Tonu 120 dolara satılan taşlar için portakal, sedir ve çam ağaçlarının yok edildiğine dikkati çeken Büyüknohutçu, 'Maden Yasası' ile çocukların geleceğinin yok edildiğini ileri sürdü.
'Bir dal kırsak hapis yatarız'
Kesilen her ağacın Finike ormanlarının çığlığı olduğunu vurgulayan Büyüknohutçu, şöyle devam etti: "Çıkarılacak 1 ton taş için binlerce ton ağaç yok ediliyor. Eğer o çam ağaçlarının bir dalını içimizden biri kırsa şu an hapis yatardı. Çam ağacından dökülen kozalağı toplayıp arabamıza koysak, yakalandığımızda hapis yatardık.
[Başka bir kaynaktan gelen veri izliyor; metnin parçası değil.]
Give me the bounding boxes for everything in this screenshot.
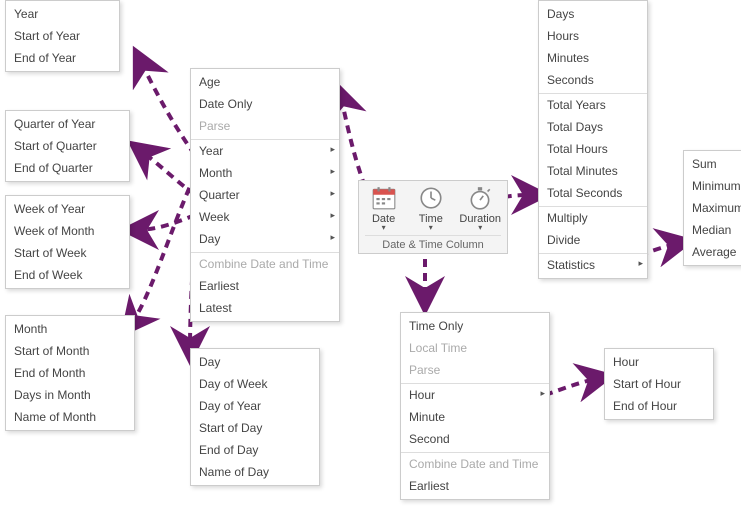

Ancak taş ocaklarına hiç kimsenin sesi çıkmıyor."
Köylü bu işe karşı
Alacadağ Köyü Muhtarı Osman İlboğa ise izin alınan sahalarda maden olup olmadığına bakılmaksızın ağaçların kesildiğini ve öylece bırakılıp gidildiğini söyledi. Muhtar İlboğa, "Köylü olarak mermer ocaklarına karşıyız, rahatsızız. Yollarımız bozuluyor, tarım alanlarımız olumsuz etkileniyor. Taş ocaklarının bulunduğu dağdan yuvarlanan taşlar köye düşüyor" dedi.
Soru önergesi verdi
CHP Antalya Milletvekili Gürkut Acar, Orman ve Su İşleri Bakanı Veysel Eroğlu'na, Finike Alacadağ'da taş ocakları nedeniyle çevre katliamı yapılan sedir ormanlarındaki tahribatın durdurulup durdurulmayacağını sordu. Acar, Eroğlu'nun yanıtlaması istemiyle TBMM Başkanlığı'na sunduğu yazılı soru önergesinde, "Dünyanın koruduğu sedir ormanları Finike'de neden korunmuyor" diye sordu. Gürkut Acar, Enerji ve Tabii Kaynaklar Bakanı Taner Yıldız'ın yanıtlaması istemiyle verdiği önergede de son 10 yılda Antalya'da madencilik için ne kadar ruhsat verildiğini ve ne kadar alanın bu amaçla tahsis edildiğinin yanıtlanmasını istedi.